This dataset reports the rate of hospital admissions among young people aged 15 to 24 due to substance misuse. It captures the burden of acute and chronic health issues related to the use of drugs, alcohol, and other psychoactive substances, providing valuable insight into youth mental health and substance-related harm across local authorities in England and Wales.
Rationale
Reducing hospital admissions due to substance misuse in young people is a public health priority. High admission rates may reflect increased prevalence of substance use, lack of access to early intervention services, or broader social and mental health challenges. Monitoring this indicator helps inform targeted prevention and treatment strategies.
Numerator
The numerator includes hospital admissions where the primary diagnosis is a mental or behavioural disorder due to substance use (ICD-10 codes F11–F19), poisoning by narcotics or psychotropic substances (T40, T52, T59, T43.6), or external causes of poisoning (Y12, Y16, Y19). These data are sourced from the Secondary Uses Service (SUS).
Denominator
The denominator is the estimated resident population aged 15 to 24 years, based on mid-year population estimates from the 2021 Census for local authorities in England and Wales.
Caveats
The data reflect episodes of admission rather than individual patients, meaning repeat admissions by the same person are counted multiple times. Additionally, hospital admission rates may be influenced by local differences in referral and admission practices, not solely by the prevalence of substance misuse.
External References
Fingertips Public Health Profiles – Substance Misuse Admissions (15–24 years)
Localities Explained
This dataset contains data based on either the resident locality or registered locality of the patient, a distinction is made between resident locality and registered locality populations:
- Resident Locality refers to individuals who live within the defined geographic boundaries of the locality.
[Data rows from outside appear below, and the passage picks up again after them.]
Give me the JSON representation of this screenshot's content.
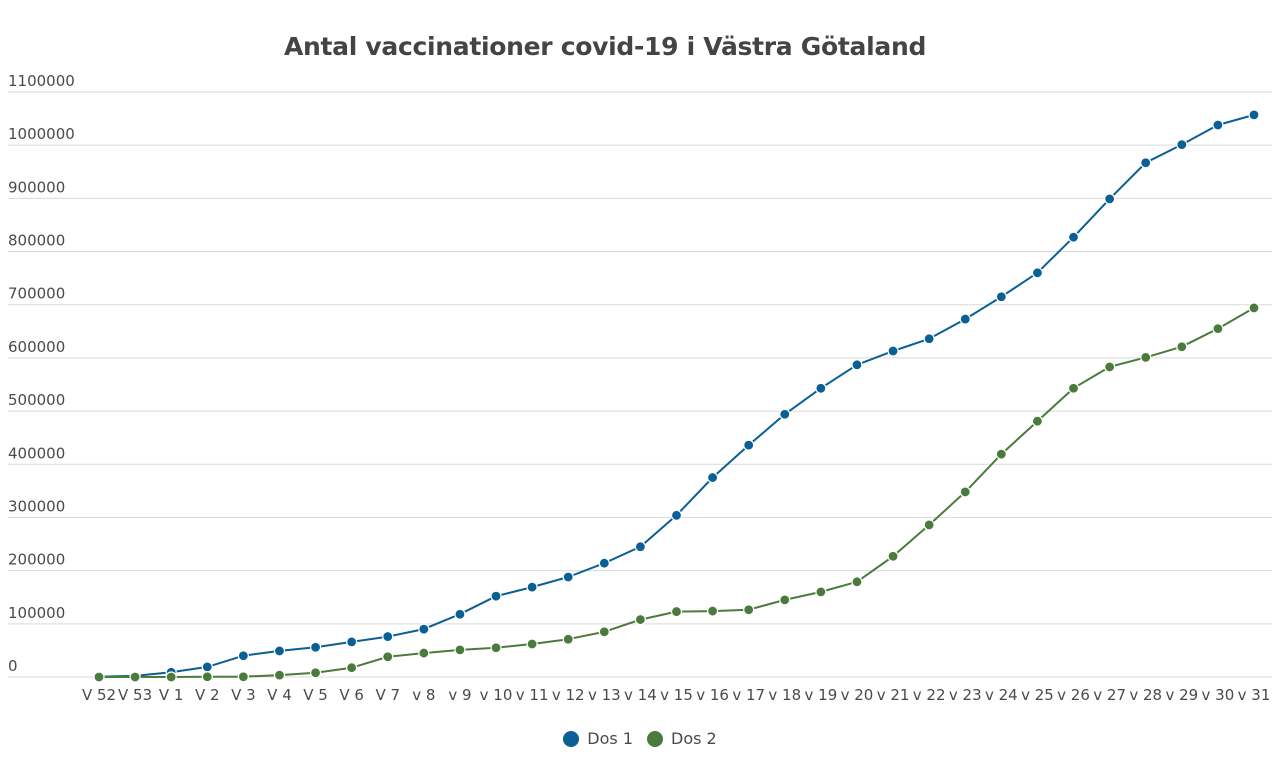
{
  "chart_data": {
    "type": "line",
    "title": "Antal vaccinationer covid-19 i Västra Götaland",
    "xlabel": "",
    "ylabel": "",
    "ylim": [
      0,
      1100000
    ],
    "yticks": [
      0,
      100000,
      200000,
      300000,
      400000,
      500000,
      600000,
      700000,
      800000,
      900000,
      1000000,
      1100000
    ],
    "ytick_labels": [
      "0",
      "100000",
      "200000",
      "300000",
      "400000",
      "500000",
      "600000",
      "700000",
      "800000",
      "900000",
      "1000000",
      "1100000"
    ],
    "grid": true,
    "legend_position": "bottom-center",
    "categories": [
      "V 52",
      "V 53",
      "V 1",
      "V 2",
      "V 3",
      "V 4",
      "V 5",
      "V 6",
      "V 7",
      "v 8",
      "v 9",
      "v 10",
      "v 11",
      "v 12",
      "v 13",
      "v 14",
      "v 15",
      "v 16",
      "v 17",
      "v 18",
      "v 19",
      "v 20",
      "v 21",
      "v 22",
      "v 23",
      "v 24",
      "v 25",
      "v 26",
      "v 27",
      "v 28",
      "v 29",
      "v 30",
      "v 31"
    ],
    "series": [
      {
        "name": "Dos 1",
        "color": "#0a5f94",
        "values": [
          500,
          2000,
          9000,
          19000,
          40000,
          49000,
          56000,
          66000,
          76000,
          90000,
          118000,
          152000,
          169000,
          188000,
          214000,
          245000,
          304000,
          375000,
          436000,
          494000,
          543000,
          587000,
          613000,
          636000,
          673000,
          715000,
          760000,
          827000,
          899000,
          967000,
          1001000,
          1038000,
          1057000
        ]
      },
      {
        "name": "Dos 2",
        "color": "#4b7b3c",
        "values": [
          0,
          0,
          0,
          500,
          500,
          3500,
          8000,
          17500,
          38000,
          45000,
          51000,
          55000,
          62000,
          71000,
          85000,
          108000,
          123000,
          124000,
          126500,
          145000,
          160000,
          179000,
          227000,
          286000,
          348000,
          419000,
          481000,
          543000,
          583000,
          601000,
          621000,
          655000,
          694000
        ]
      }
    ]
  },
  "legend": {
    "items": [
      {
        "label": "Dos 1",
        "color": "#0a5f94"
      },
      {
        "label": "Dos 2",
        "color": "#4b7b3c"
      }
    ]
  },
  "colors": {
    "gridline": "#d9d9d9",
    "axis_text": "#4a4a4a",
    "title_text": "#444444"
  }
}
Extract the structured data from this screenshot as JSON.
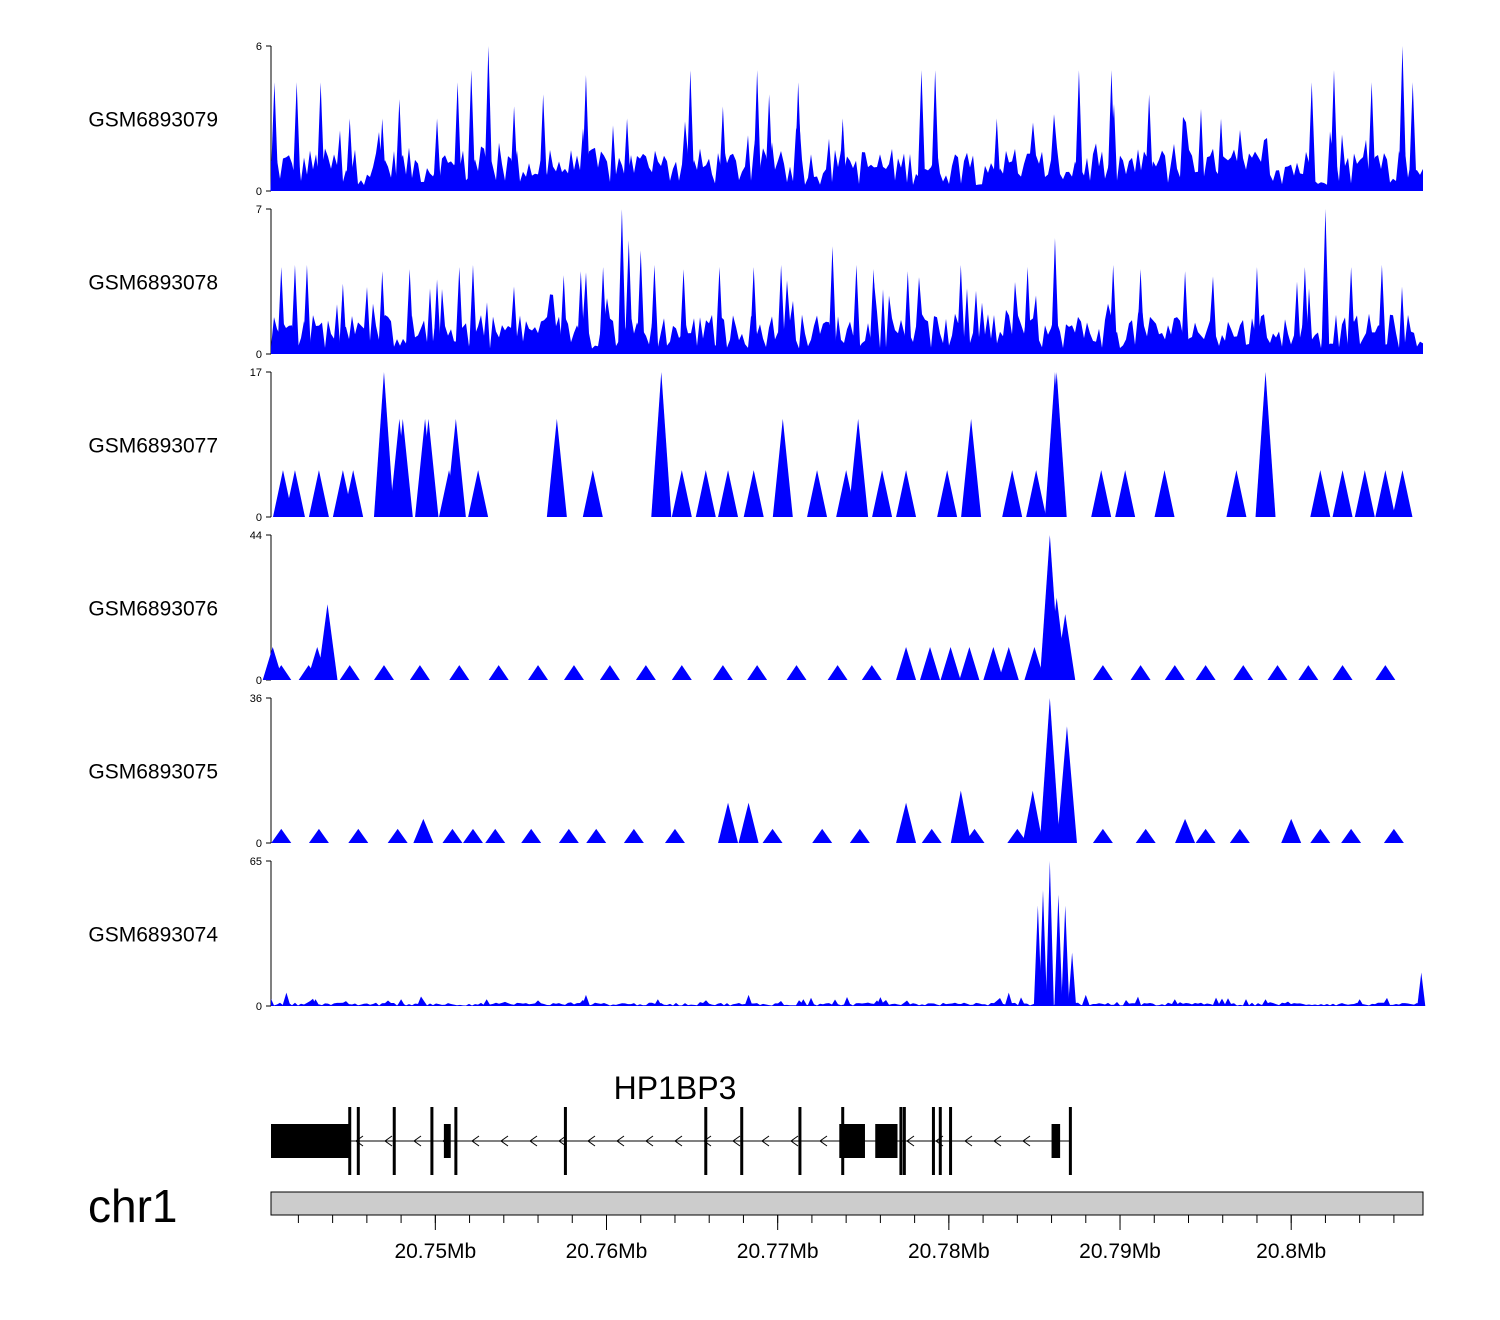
{
  "colors": {
    "track_fill": "#0000ff",
    "gene_fill": "#000000",
    "ideogram_fill": "#cccccc"
  },
  "chart_data": {
    "type": "area",
    "title": "",
    "xlabel": "",
    "chromosome": "chr1",
    "x_range_mb": [
      20.7404,
      20.8077
    ],
    "x_ticks_mb": [
      20.75,
      20.76,
      20.77,
      20.78,
      20.79,
      20.8
    ],
    "x_tick_labels": [
      "20.75Mb",
      "20.76Mb",
      "20.77Mb",
      "20.78Mb",
      "20.79Mb",
      "20.8Mb"
    ],
    "tracks": [
      {
        "name": "GSM6893079",
        "ymax": 6,
        "ymin": 0,
        "baseline": 1.2,
        "noise": 1.0,
        "peaks": [
          [
            20.7406,
            4.5
          ],
          [
            20.7419,
            4.5
          ],
          [
            20.7433,
            4.5
          ],
          [
            20.745,
            3.0
          ],
          [
            20.7469,
            3.0
          ],
          [
            20.7479,
            3.8
          ],
          [
            20.7501,
            3.0
          ],
          [
            20.7513,
            4.5
          ],
          [
            20.7521,
            5.0
          ],
          [
            20.7531,
            6.0
          ],
          [
            20.7546,
            3.5
          ],
          [
            20.7563,
            4.0
          ],
          [
            20.7588,
            4.8
          ],
          [
            20.7612,
            3.0
          ],
          [
            20.7649,
            5.0
          ],
          [
            20.7668,
            3.5
          ],
          [
            20.7688,
            5.0
          ],
          [
            20.7695,
            4.0
          ],
          [
            20.7712,
            4.5
          ],
          [
            20.7738,
            3.0
          ],
          [
            20.7784,
            5.0
          ],
          [
            20.7792,
            5.0
          ],
          [
            20.7828,
            3.0
          ],
          [
            20.7876,
            5.0
          ],
          [
            20.7895,
            5.0
          ],
          [
            20.7917,
            4.0
          ],
          [
            20.7959,
            3.0
          ],
          [
            20.8012,
            4.5
          ],
          [
            20.8025,
            5.0
          ],
          [
            20.8047,
            4.5
          ],
          [
            20.8065,
            6.0
          ],
          [
            20.8071,
            4.5
          ]
        ]
      },
      {
        "name": "GSM6893078",
        "ymax": 7,
        "ymin": 0,
        "baseline": 1.3,
        "noise": 1.2,
        "peaks": [
          [
            20.741,
            4.2
          ],
          [
            20.7418,
            4.3
          ],
          [
            20.7425,
            4.3
          ],
          [
            20.7446,
            3.4
          ],
          [
            20.7469,
            4.0
          ],
          [
            20.7485,
            4.1
          ],
          [
            20.7501,
            3.6
          ],
          [
            20.7514,
            4.2
          ],
          [
            20.7522,
            4.3
          ],
          [
            20.7575,
            3.8
          ],
          [
            20.7585,
            4.0
          ],
          [
            20.7598,
            4.2
          ],
          [
            20.7609,
            7.0
          ],
          [
            20.7613,
            5.5
          ],
          [
            20.762,
            5.0
          ],
          [
            20.7628,
            4.3
          ],
          [
            20.7645,
            4.1
          ],
          [
            20.7666,
            4.2
          ],
          [
            20.7686,
            4.2
          ],
          [
            20.7702,
            4.3
          ],
          [
            20.7732,
            5.2
          ],
          [
            20.7746,
            4.3
          ],
          [
            20.7756,
            4.1
          ],
          [
            20.7776,
            4.0
          ],
          [
            20.7807,
            4.3
          ],
          [
            20.7846,
            4.2
          ],
          [
            20.7862,
            5.6
          ],
          [
            20.7896,
            4.3
          ],
          [
            20.7912,
            4.1
          ],
          [
            20.7938,
            4.0
          ],
          [
            20.798,
            4.2
          ],
          [
            20.8008,
            4.2
          ],
          [
            20.802,
            7.0
          ],
          [
            20.8035,
            4.2
          ],
          [
            20.8053,
            4.3
          ]
        ]
      },
      {
        "name": "GSM6893077",
        "ymax": 17,
        "ymin": 0,
        "baseline": 0,
        "noise": 0,
        "peaks": [
          [
            20.7411,
            5.5
          ],
          [
            20.7418,
            5.5
          ],
          [
            20.7432,
            5.5
          ],
          [
            20.7446,
            5.5
          ],
          [
            20.7452,
            5.5
          ],
          [
            20.747,
            17.0
          ],
          [
            20.7479,
            11.5
          ],
          [
            20.7481,
            11.5
          ],
          [
            20.7494,
            11.5
          ],
          [
            20.7496,
            11.5
          ],
          [
            20.7508,
            5.5
          ],
          [
            20.7512,
            11.5
          ],
          [
            20.7525,
            5.5
          ],
          [
            20.7571,
            11.5
          ],
          [
            20.7592,
            5.5
          ],
          [
            20.7632,
            17.0
          ],
          [
            20.7644,
            5.5
          ],
          [
            20.7658,
            5.5
          ],
          [
            20.7671,
            5.5
          ],
          [
            20.7686,
            5.5
          ],
          [
            20.7703,
            11.5
          ],
          [
            20.7723,
            5.5
          ],
          [
            20.774,
            5.5
          ],
          [
            20.7747,
            11.5
          ],
          [
            20.7761,
            5.5
          ],
          [
            20.7775,
            5.5
          ],
          [
            20.7799,
            5.5
          ],
          [
            20.7813,
            11.5
          ],
          [
            20.7837,
            5.5
          ],
          [
            20.7851,
            5.5
          ],
          [
            20.7862,
            17.0
          ],
          [
            20.7863,
            17.0
          ],
          [
            20.7889,
            5.5
          ],
          [
            20.7903,
            5.5
          ],
          [
            20.7926,
            5.5
          ],
          [
            20.7968,
            5.5
          ],
          [
            20.7985,
            17.0
          ],
          [
            20.8017,
            5.5
          ],
          [
            20.803,
            5.5
          ],
          [
            20.8043,
            5.5
          ],
          [
            20.8055,
            5.5
          ],
          [
            20.8065,
            5.5
          ]
        ]
      },
      {
        "name": "GSM6893076",
        "ymax": 44,
        "ymin": 0,
        "baseline": 0,
        "noise": 0,
        "peaks": [
          [
            20.7405,
            10
          ],
          [
            20.741,
            4.5
          ],
          [
            20.7426,
            4.5
          ],
          [
            20.7431,
            10
          ],
          [
            20.7437,
            23
          ],
          [
            20.745,
            4.5
          ],
          [
            20.747,
            4.5
          ],
          [
            20.7491,
            4.5
          ],
          [
            20.7514,
            4.5
          ],
          [
            20.7537,
            4.5
          ],
          [
            20.756,
            4.5
          ],
          [
            20.7581,
            4.5
          ],
          [
            20.7602,
            4.5
          ],
          [
            20.7623,
            4.5
          ],
          [
            20.7644,
            4.5
          ],
          [
            20.7668,
            4.5
          ],
          [
            20.7688,
            4.5
          ],
          [
            20.7711,
            4.5
          ],
          [
            20.7735,
            4.5
          ],
          [
            20.7755,
            4.5
          ],
          [
            20.7775,
            10
          ],
          [
            20.7789,
            10
          ],
          [
            20.7801,
            10
          ],
          [
            20.7812,
            10
          ],
          [
            20.7826,
            10
          ],
          [
            20.7835,
            10
          ],
          [
            20.785,
            10
          ],
          [
            20.7859,
            44
          ],
          [
            20.7863,
            25
          ],
          [
            20.7868,
            20
          ],
          [
            20.789,
            4.5
          ],
          [
            20.7912,
            4.5
          ],
          [
            20.7932,
            4.5
          ],
          [
            20.795,
            4.5
          ],
          [
            20.7972,
            4.5
          ],
          [
            20.7992,
            4.5
          ],
          [
            20.801,
            4.5
          ],
          [
            20.803,
            4.5
          ],
          [
            20.8055,
            4.5
          ]
        ]
      },
      {
        "name": "GSM6893075",
        "ymax": 36,
        "ymin": 0,
        "baseline": 0,
        "noise": 0,
        "peaks": [
          [
            20.741,
            3.5
          ],
          [
            20.7432,
            3.5
          ],
          [
            20.7455,
            3.5
          ],
          [
            20.7478,
            3.5
          ],
          [
            20.7493,
            6
          ],
          [
            20.751,
            3.5
          ],
          [
            20.7522,
            3.5
          ],
          [
            20.7535,
            3.5
          ],
          [
            20.7556,
            3.5
          ],
          [
            20.7578,
            3.5
          ],
          [
            20.7594,
            3.5
          ],
          [
            20.7616,
            3.5
          ],
          [
            20.764,
            3.5
          ],
          [
            20.7671,
            10
          ],
          [
            20.7683,
            10
          ],
          [
            20.7697,
            3.5
          ],
          [
            20.7726,
            3.5
          ],
          [
            20.7748,
            3.5
          ],
          [
            20.7775,
            10
          ],
          [
            20.779,
            3.5
          ],
          [
            20.7807,
            13
          ],
          [
            20.7815,
            3.5
          ],
          [
            20.784,
            3.5
          ],
          [
            20.7849,
            13
          ],
          [
            20.7859,
            36
          ],
          [
            20.7869,
            29
          ],
          [
            20.789,
            3.5
          ],
          [
            20.7915,
            3.5
          ],
          [
            20.7938,
            6
          ],
          [
            20.795,
            3.5
          ],
          [
            20.797,
            3.5
          ],
          [
            20.8,
            6
          ],
          [
            20.8017,
            3.5
          ],
          [
            20.8035,
            3.5
          ],
          [
            20.806,
            3.5
          ]
        ]
      },
      {
        "name": "GSM6893074",
        "ymax": 65,
        "ymin": 0,
        "baseline": 1.0,
        "noise": 1.5,
        "peaks": [
          [
            20.7413,
            6
          ],
          [
            20.743,
            3
          ],
          [
            20.748,
            3
          ],
          [
            20.753,
            3
          ],
          [
            20.7588,
            5
          ],
          [
            20.763,
            3
          ],
          [
            20.7683,
            5
          ],
          [
            20.7715,
            3
          ],
          [
            20.776,
            4
          ],
          [
            20.7835,
            6
          ],
          [
            20.7852,
            45
          ],
          [
            20.7855,
            52
          ],
          [
            20.7859,
            65
          ],
          [
            20.7864,
            50
          ],
          [
            20.7868,
            45
          ],
          [
            20.7872,
            24
          ],
          [
            20.788,
            5
          ],
          [
            20.7932,
            3
          ],
          [
            20.7985,
            3
          ],
          [
            20.804,
            3
          ],
          [
            20.8076,
            15
          ]
        ]
      }
    ],
    "gene": {
      "name": "HP1BP3",
      "strand": "-",
      "thick_exons": [
        [
          20.7404,
          20.745
        ],
        [
          20.7505,
          20.7509
        ],
        [
          20.7736,
          20.7751
        ],
        [
          20.7757,
          20.777
        ],
        [
          20.786,
          20.7865
        ]
      ],
      "thin_exons": [
        20.745,
        20.7455,
        20.7476,
        20.7498,
        20.7512,
        20.7576,
        20.7658,
        20.7679,
        20.7713,
        20.7738,
        20.7772,
        20.7774,
        20.7791,
        20.7795,
        20.7801,
        20.7871
      ]
    }
  }
}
These boundaries are aligned with official administrative areas such as wards and Lower Layer Super Output Areas (LSOAs).
- Registered Locality refers to individuals who are registered with GP practices that are assigned to a locality based on the Primary Care Network (PCN) they belong to. These assignments are approximate—PCNs are mapped to a locality based on the location of most of their GP surgeries. As a result, locality-registered patients may live outside the locality, sometimes even in different towns or cities.
This distinction is important because some health indicators are only available at GP practice level, without information on where patients actually reside. In such cases, data is attributed to the locality based on GP registration, not residential address.